If you are home 24/7 the authorities could be likely to take the easier option and just leave you to it, putting you on the back burner because he has you at home 24/7.
Dig your heels in. Stand firm. You have a job. Keep it as long as you can or permanently.
I don’t know the level of your son’s abilities etc and I shan’t pry so please don’t be offended if he is highly capable, I am looking at the scenario if he needs support. There are others who are more knowledgeable than me with better advice but you need to look at the future if he needs support.
You need to do some forward thinking for up to 5 years ahead and find out information for his future.
You need information and knowledge about benefits and support and bear in mind that it is a fluid situation with the authorities changing the goalposts but you must find out because big changes to his life are imminent.

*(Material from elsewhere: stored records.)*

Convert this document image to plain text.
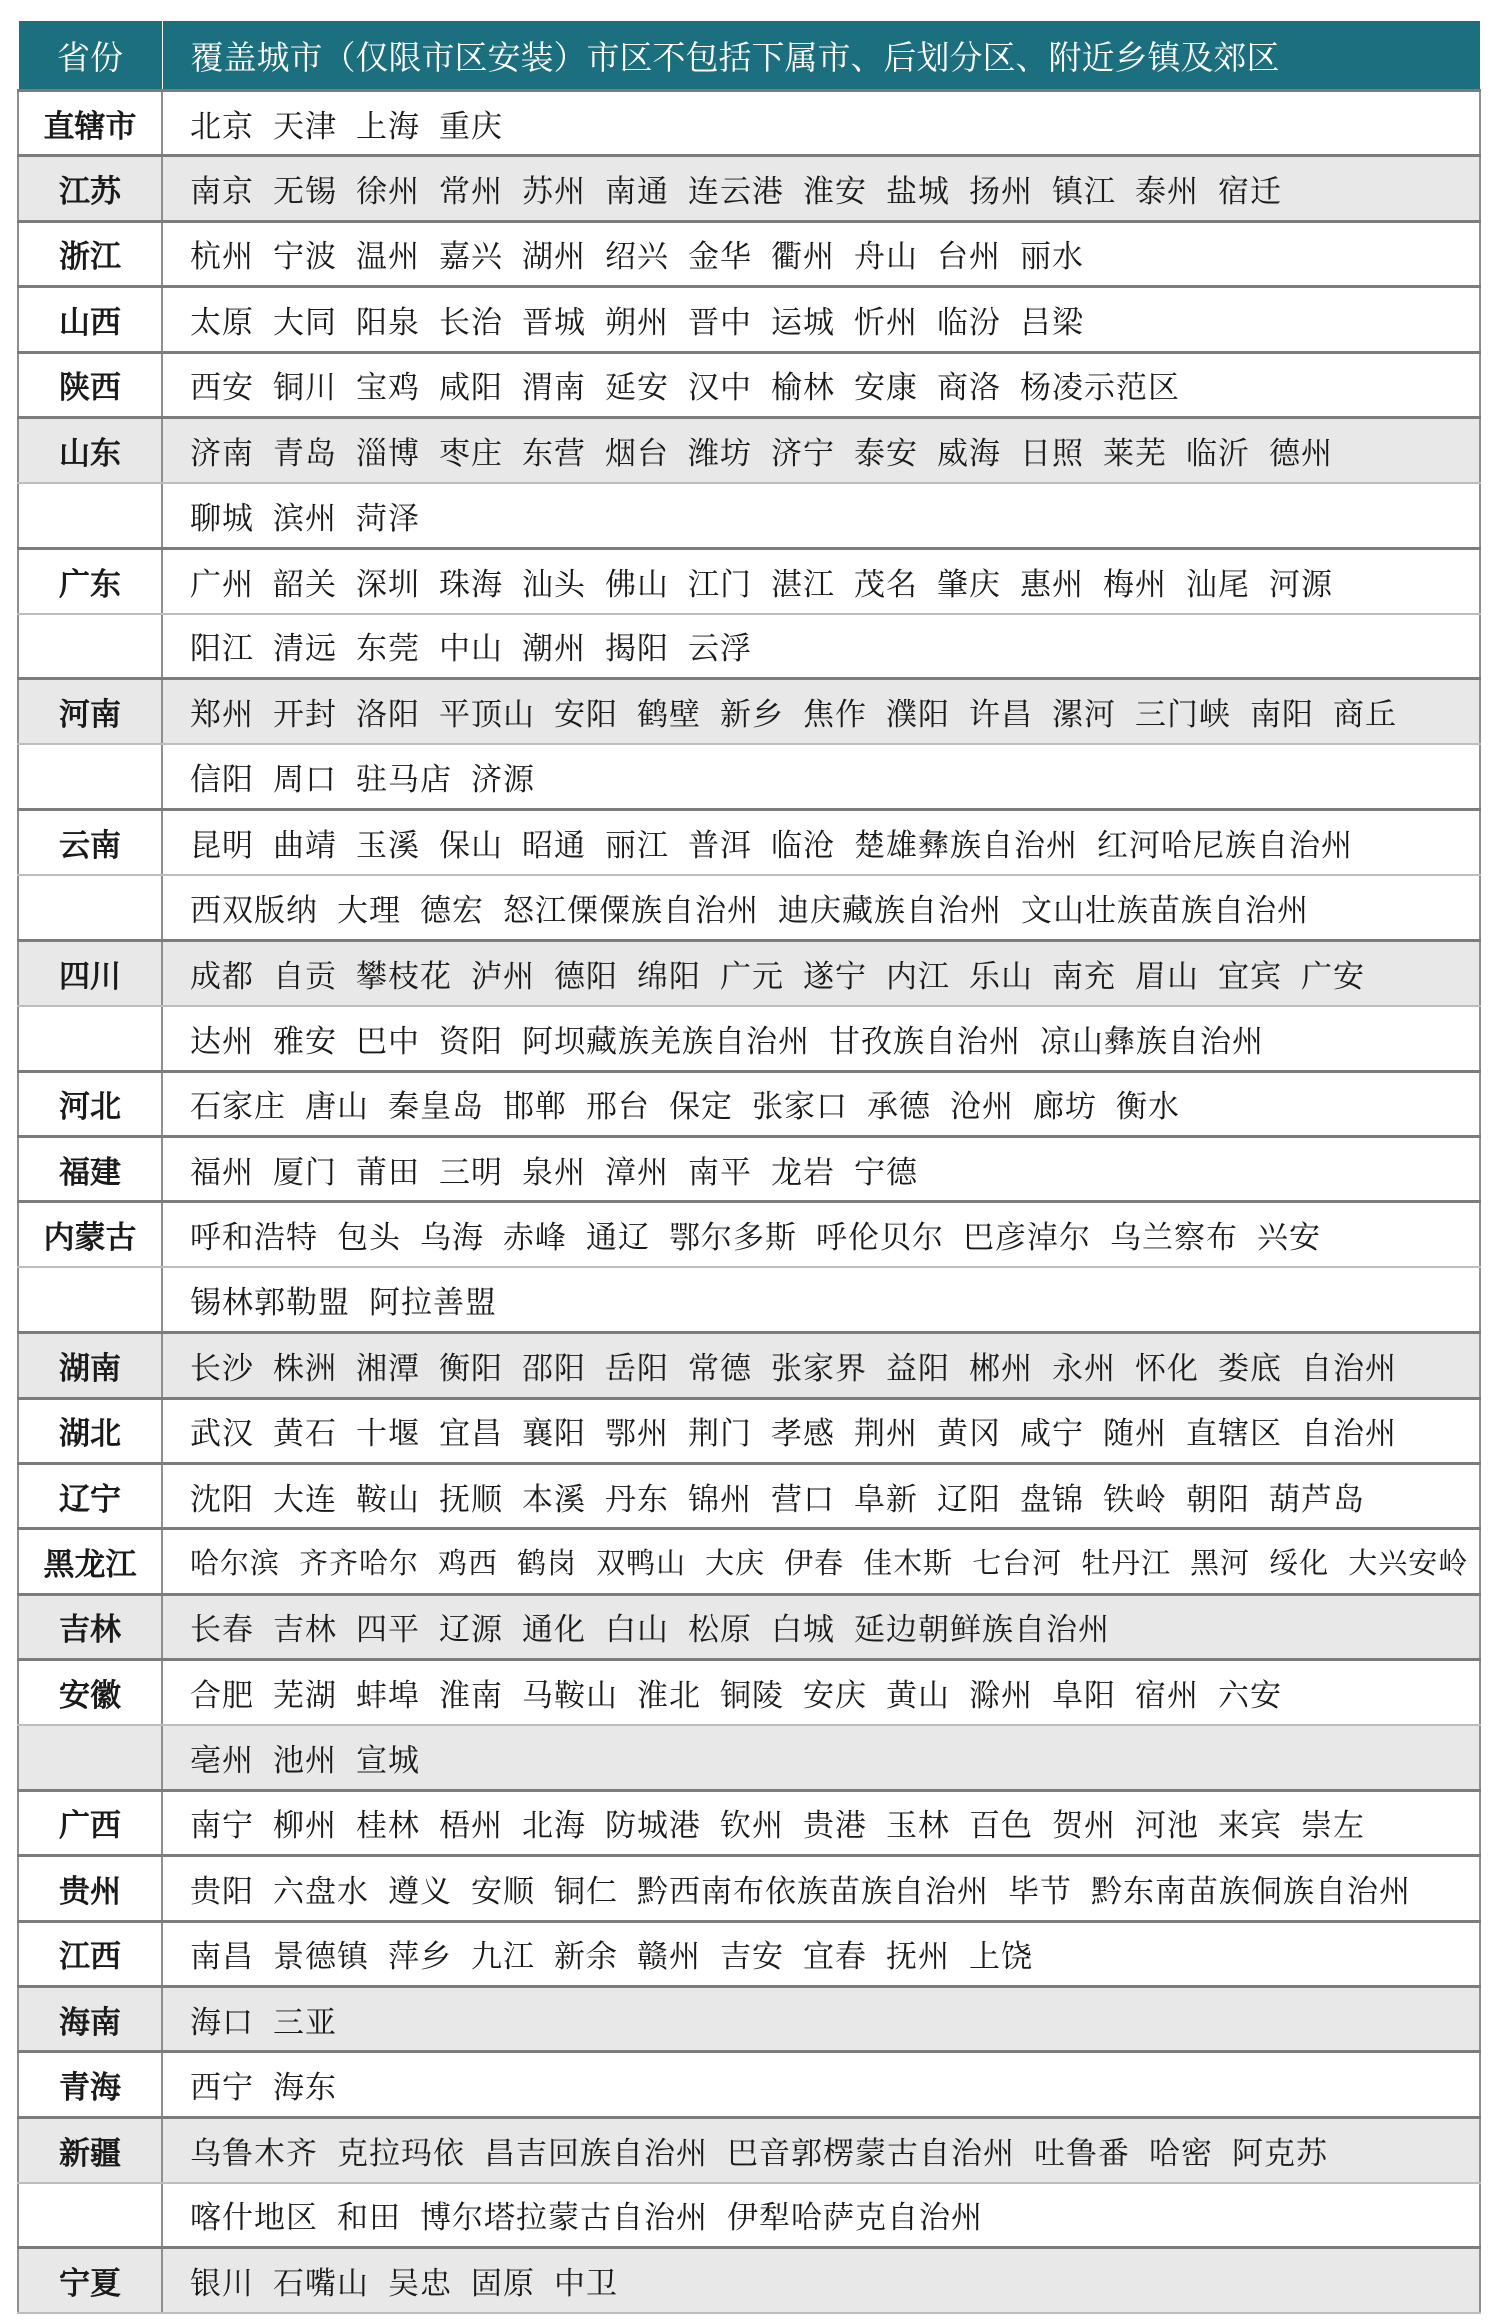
省份	覆盖城市（仅限市区安装）市区不包括下属市、后划分区、附近乡镇及郊区
直辖市	北京 天津 上海 重庆
江苏	南京 无锡 徐州 常州 苏州 南通 连云港 淮安 盐城 扬州 镇江 泰州 宿迁
浙江	杭州 宁波 温州 嘉兴 湖州 绍兴 金华 衢州 舟山 台州 丽水
山西	太原 大同 阳泉 长治 晋城 朔州 晋中 运城 忻州 临汾 吕梁
陕西	西安 铜川 宝鸡 咸阳 渭南 延安 汉中 榆林 安康 商洛 杨凌示范区
山东	济南 青岛 淄博 枣庄 东营 烟台 潍坊 济宁 泰安 威海 日照 莱芜 临沂 德州
	聊城 滨州 菏泽
广东	广州 韶关 深圳 珠海 汕头 佛山 江门 湛江 茂名 肇庆 惠州 梅州 汕尾 河源
	阳江 清远 东莞 中山 潮州 揭阳 云浮
河南	郑州 开封 洛阳 平顶山 安阳 鹤壁 新乡 焦作 濮阳 许昌 漯河 三门峡 南阳 商丘
	信阳 周口 驻马店 济源
云南	昆明 曲靖 玉溪 保山 昭通 丽江 普洱 临沧 楚雄彝族自治州 红河哈尼族自治州
	西双版纳 大理 德宏 怒江傈僳族自治州 迪庆藏族自治州 文山壮族苗族自治州
四川	成都 自贡 攀枝花 泸州 德阳 绵阳 广元 遂宁 内江 乐山 南充 眉山 宜宾 广安
	达州 雅安 巴中 资阳 阿坝藏族羌族自治州 甘孜族自治州 凉山彝族自治州
河北	石家庄 唐山 秦皇岛 邯郸 邢台 保定 张家口 承德 沧州 廊坊 衡水
福建	福州 厦门 莆田 三明 泉州 漳州 南平 龙岩 宁德
内蒙古	呼和浩特 包头 乌海 赤峰 通辽 鄂尔多斯 呼伦贝尔 巴彦淖尔 乌兰察布 兴安
	锡林郭勒盟 阿拉善盟
湖南	长沙 株洲 湘潭 衡阳 邵阳 岳阳 常德 张家界 益阳 郴州 永州 怀化 娄底 自治州
湖北	武汉 黄石 十堰 宜昌 襄阳 鄂州 荆门 孝感 荆州 黄冈 咸宁 随州 直辖区 自治州
辽宁	沈阳 大连 鞍山 抚顺 本溪 丹东 锦州 营口 阜新 辽阳 盘锦 铁岭 朝阳 葫芦岛
黑龙江	哈尔滨 齐齐哈尔 鸡西 鹤岗 双鸭山 大庆 伊春 佳木斯 七台河 牡丹江 黑河 绥化 大兴安岭
吉林	长春 吉林 四平 辽源 通化 白山 松原 白城 延边朝鲜族自治州
安徽	合肥 芜湖 蚌埠 淮南 马鞍山 淮北 铜陵 安庆 黄山 滁州 阜阳 宿州 六安
	亳州 池州 宣城
广西	南宁 柳州 桂林 梧州 北海 防城港 钦州 贵港 玉林 百色 贺州 河池 来宾 崇左
贵州	贵阳 六盘水 遵义 安顺 铜仁 黔西南布依族苗族自治州 毕节 黔东南苗族侗族自治州
江西	南昌 景德镇 萍乡 九江 新余 赣州 吉安 宜春 抚州 上饶
海南	海口 三亚
青海	西宁 海东
新疆	乌鲁木齐 克拉玛依 昌吉回族自治州 巴音郭楞蒙古自治州 吐鲁番 哈密 阿克苏
	喀什地区 和田 博尔塔拉蒙古自治州 伊犁哈萨克自治州
宁夏	银川 石嘴山 吴忠 固原 中卫
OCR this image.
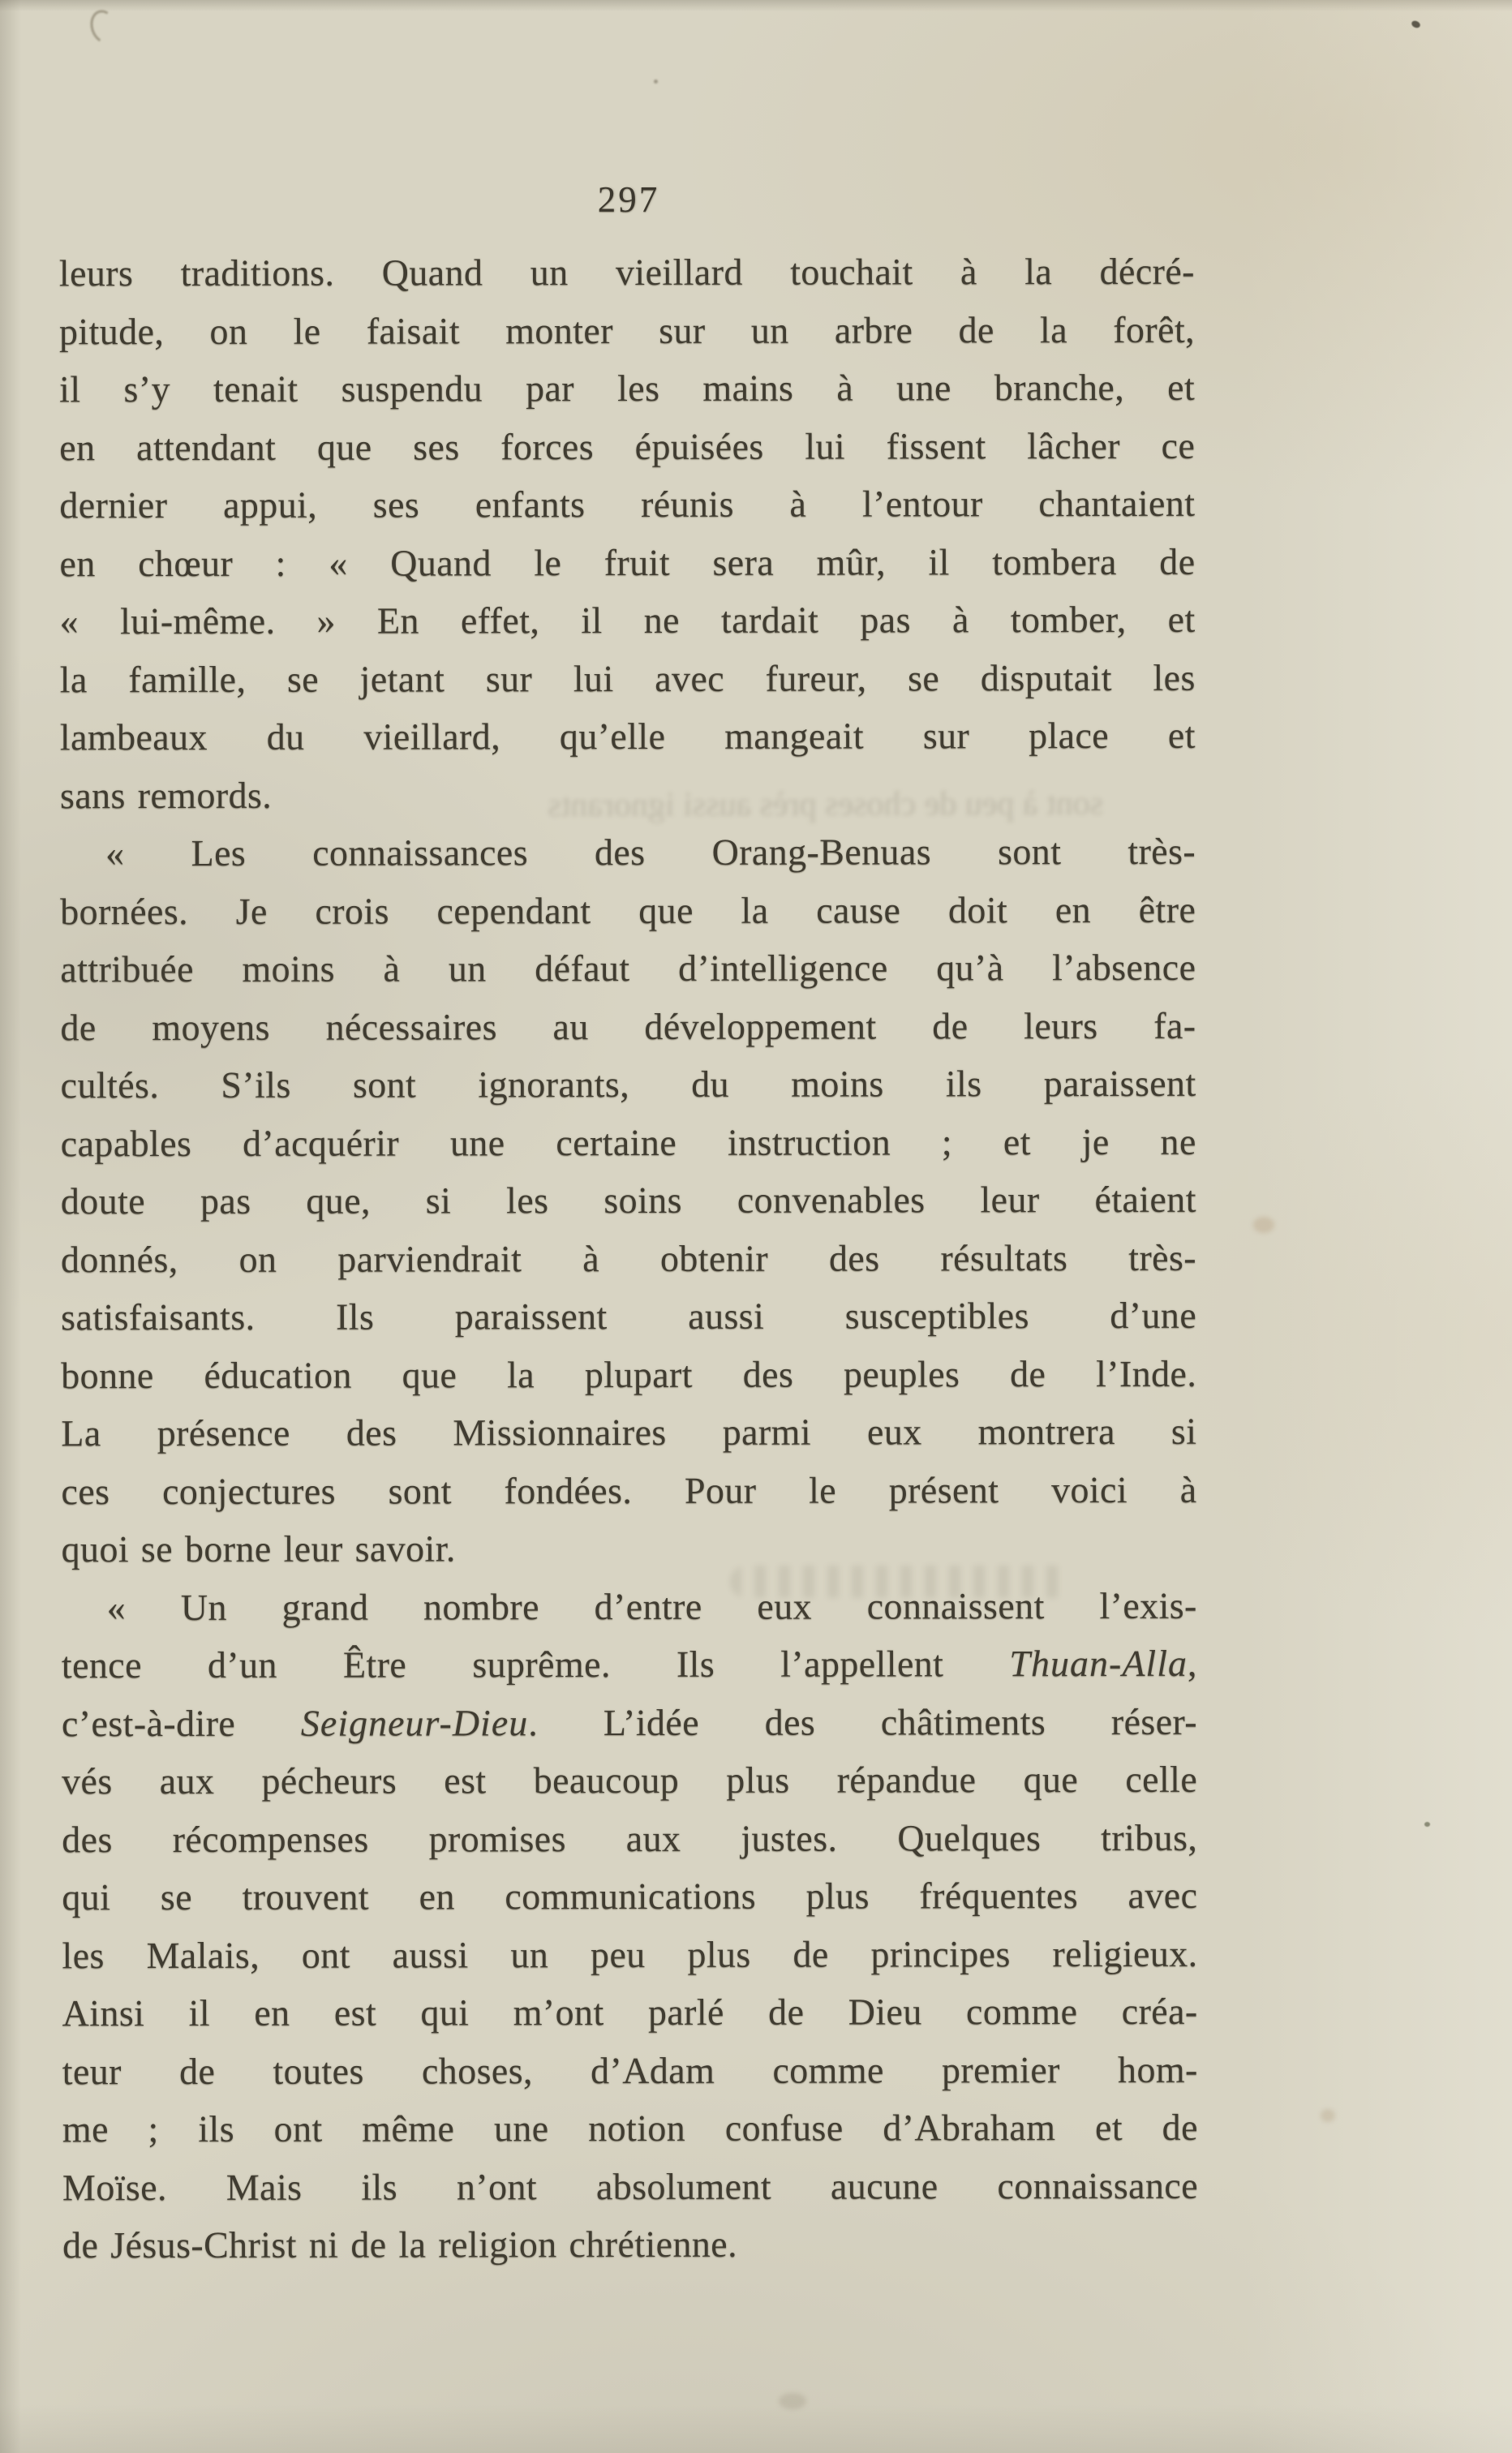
sont à peu de choses près aussi ignorants
297
leurs traditions. Quand un vieillard touchait à la décré-
pitude, on le faisait monter sur un arbre de la forêt,
il s’y tenait suspendu par les mains à une branche, et
en attendant que ses forces épuisées lui fissent lâcher ce
dernier appui, ses enfants réunis à l’entour chantaient
en chœur : « Quand le fruit sera mûr, il tombera de
« lui-même. » En effet, il ne tardait pas à tomber, et
la famille, se jetant sur lui avec fureur, se disputait les
lambeaux du vieillard, qu’elle mangeait sur place et
sans remords.
« Les connaissances des Orang-Benuas sont très-
bornées. Je crois cependant que la cause doit en être
attribuée moins à un défaut d’intelligence qu’à l’absence
de moyens nécessaires au développement de leurs fa-
cultés. S’ils sont ignorants, du moins ils paraissent
capables d’acquérir une certaine instruction ; et je ne
doute pas que, si les soins convenables leur étaient
donnés, on parviendrait à obtenir des résultats très-
satisfaisants. Ils paraissent aussi susceptibles d’une
bonne éducation que la plupart des peuples de l’Inde.
La présence des Missionnaires parmi eux montrera si
ces conjectures sont fondées. Pour le présent voici à
quoi se borne leur savoir.
« Un grand nombre d’entre eux connaissent l’exis-
tence d’un Être suprême. Ils l’appellent Thuan-Alla,
c’est-à-dire Seigneur-Dieu. L’idée des châtiments réser-
vés aux pécheurs est beaucoup plus répandue que celle
des récompenses promises aux justes. Quelques tribus,
qui se trouvent en communications plus fréquentes avec
les Malais, ont aussi un peu plus de principes religieux.
Ainsi il en est qui m’ont parlé de Dieu comme créa-
teur de toutes choses, d’Adam comme premier hom-
me ; ils ont même une notion confuse d’Abraham et de
Moïse. Mais ils n’ont absolument aucune connaissance
de Jésus-Christ ni de la religion chrétienne.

thinking about end of school - college or what?
End of college - what then? work? unable to work?
Independent living?
As said, a friend lost lots of help and benefits when her son had his 18th birthday and went from a disabled child with a degenerative fatal disease overnight to an official adult with the same disease and deteriorating all the time. There was no handover and a massive chase around for several months.
Also she had no say in his medical treatments and was not consulted as a parent of her child because overnight he was a man now, an adult and it was patient confidentiality and his decisions.
Having managed the finances and housekeeping she was left short with the cut in benefits and his money was more than her disposable money but she couldn’t touch his money and was much too proud to use her sons money for even such as buying him an ice cream.
If you are not in a local autism group join it, if your son doesn’t want to know fair enough, but you need to see them as a parent and carer and see what advice you can find out.
You need to tally up the money you would have when your sons status changes from child to adult depending on him carrying on at school, leaving and/or turning 18.
Also consider how easy it would be to get a job again when you are able to work again.
Think about
How much money would you have with benefits etc if you gave up work and what help with him
Free help or paid for and how pay for it
Could you manage 24/7 with him without the respite of work - what respite would you have
What adult care or work schemes are there if he leaves education at 16 or when he turns 18
How much would you have with benefits etc if you stayed working and what help with him
Free help or paid for and how pay for it
What adult care or work schemes are there if he leaves education at 16 or when he turns 18
Safeguarding him
Independent living if he wants to get his own life and independence at 18 or thereafter what does that entail for him.
You need to know what is what to make informed decisions and be forewarned about hings.